International Glass Fiber Symposium

08.03.2016

Die Glasfaser-Welt versammelt sich auf dem International Glass Fiber Symposium in Aachen

 

Glasfasern sind die bei weitem am meisten eingesetzten Hochmodulfasern für die Verstärkung von Faserverbundbauteilen. In über 90 Prozent der Faserverbundkunststoffe (FVK) werden Glasfasern als Verstärkung eingesetzt. Die globale Produktionskapazität für diese Hochmodulfasern beläuft sich auf circa sechs Millionen Tonnen. Mit gut 65 Prozent der Anwendungen dominieren die Transportindustrie, der Sektor Gebäude & Konstruktion sowie die Windkraftindustrie die Einsatzgebiete.
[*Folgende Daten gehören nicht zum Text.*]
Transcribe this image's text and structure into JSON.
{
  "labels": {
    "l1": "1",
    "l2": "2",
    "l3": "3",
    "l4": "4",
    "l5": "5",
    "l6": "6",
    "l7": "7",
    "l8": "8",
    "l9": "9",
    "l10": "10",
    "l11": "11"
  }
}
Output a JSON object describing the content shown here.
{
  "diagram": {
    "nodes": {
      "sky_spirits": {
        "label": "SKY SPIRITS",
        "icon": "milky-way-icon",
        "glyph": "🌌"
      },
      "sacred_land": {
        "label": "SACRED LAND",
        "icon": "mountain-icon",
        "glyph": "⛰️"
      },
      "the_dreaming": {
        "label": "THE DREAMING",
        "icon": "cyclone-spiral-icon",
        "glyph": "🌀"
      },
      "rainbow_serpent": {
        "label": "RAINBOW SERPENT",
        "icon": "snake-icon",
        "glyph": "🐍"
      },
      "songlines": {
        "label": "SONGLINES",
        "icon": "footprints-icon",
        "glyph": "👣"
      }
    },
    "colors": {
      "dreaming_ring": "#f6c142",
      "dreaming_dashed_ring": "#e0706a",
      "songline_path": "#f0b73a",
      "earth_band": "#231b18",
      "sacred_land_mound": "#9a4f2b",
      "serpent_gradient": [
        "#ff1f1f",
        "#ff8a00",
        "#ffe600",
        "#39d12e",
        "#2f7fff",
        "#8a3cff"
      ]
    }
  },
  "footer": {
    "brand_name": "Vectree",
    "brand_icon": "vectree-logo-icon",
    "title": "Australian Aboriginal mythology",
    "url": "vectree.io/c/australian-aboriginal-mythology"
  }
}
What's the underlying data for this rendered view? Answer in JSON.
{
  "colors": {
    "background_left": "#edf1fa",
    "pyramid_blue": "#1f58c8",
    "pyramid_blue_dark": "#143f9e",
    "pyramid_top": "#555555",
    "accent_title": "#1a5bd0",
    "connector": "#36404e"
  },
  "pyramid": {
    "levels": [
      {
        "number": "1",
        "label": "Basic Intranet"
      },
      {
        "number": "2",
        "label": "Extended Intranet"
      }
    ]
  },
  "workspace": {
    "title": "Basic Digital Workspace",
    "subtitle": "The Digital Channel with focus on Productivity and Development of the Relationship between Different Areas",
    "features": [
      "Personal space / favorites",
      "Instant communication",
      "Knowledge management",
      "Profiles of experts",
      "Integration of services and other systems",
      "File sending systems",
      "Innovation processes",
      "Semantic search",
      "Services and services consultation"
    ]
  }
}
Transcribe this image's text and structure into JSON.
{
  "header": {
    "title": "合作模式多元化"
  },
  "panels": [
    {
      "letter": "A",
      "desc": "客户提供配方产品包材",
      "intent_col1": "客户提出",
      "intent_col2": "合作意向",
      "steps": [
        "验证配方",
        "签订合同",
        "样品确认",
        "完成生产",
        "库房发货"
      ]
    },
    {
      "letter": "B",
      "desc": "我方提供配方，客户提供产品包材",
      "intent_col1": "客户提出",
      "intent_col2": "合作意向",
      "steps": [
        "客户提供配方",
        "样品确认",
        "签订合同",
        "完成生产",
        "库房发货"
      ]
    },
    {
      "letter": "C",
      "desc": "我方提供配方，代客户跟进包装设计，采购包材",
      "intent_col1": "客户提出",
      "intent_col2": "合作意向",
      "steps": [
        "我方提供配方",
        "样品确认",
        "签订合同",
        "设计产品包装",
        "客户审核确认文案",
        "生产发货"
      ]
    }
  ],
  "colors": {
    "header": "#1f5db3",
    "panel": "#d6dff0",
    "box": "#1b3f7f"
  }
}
Aufgrund der guten Wachstumsaussichten und Marktbedingungen hat sich der Markt der Glasfaserhersteller in den vergangenen Jahren verändert. Neue Akteure, vornehmlich aus Asien, sind in den Markt eingetreten. Auch die Nachfrage aus der Industrie nach den Hochleistungsfasern wächst, vor allem in Asien. Zudem hat es in der Glasfaserindustrie viele Neuentwicklungen gegeben, beispielsweise im Bereich der Glaszusammensetzung und der Schlichte. Hier differenzieren sich die Hersteller, einige setzen auf den Massenmarkt, andere auf spezielle anwendungsbezogene Fasertypen.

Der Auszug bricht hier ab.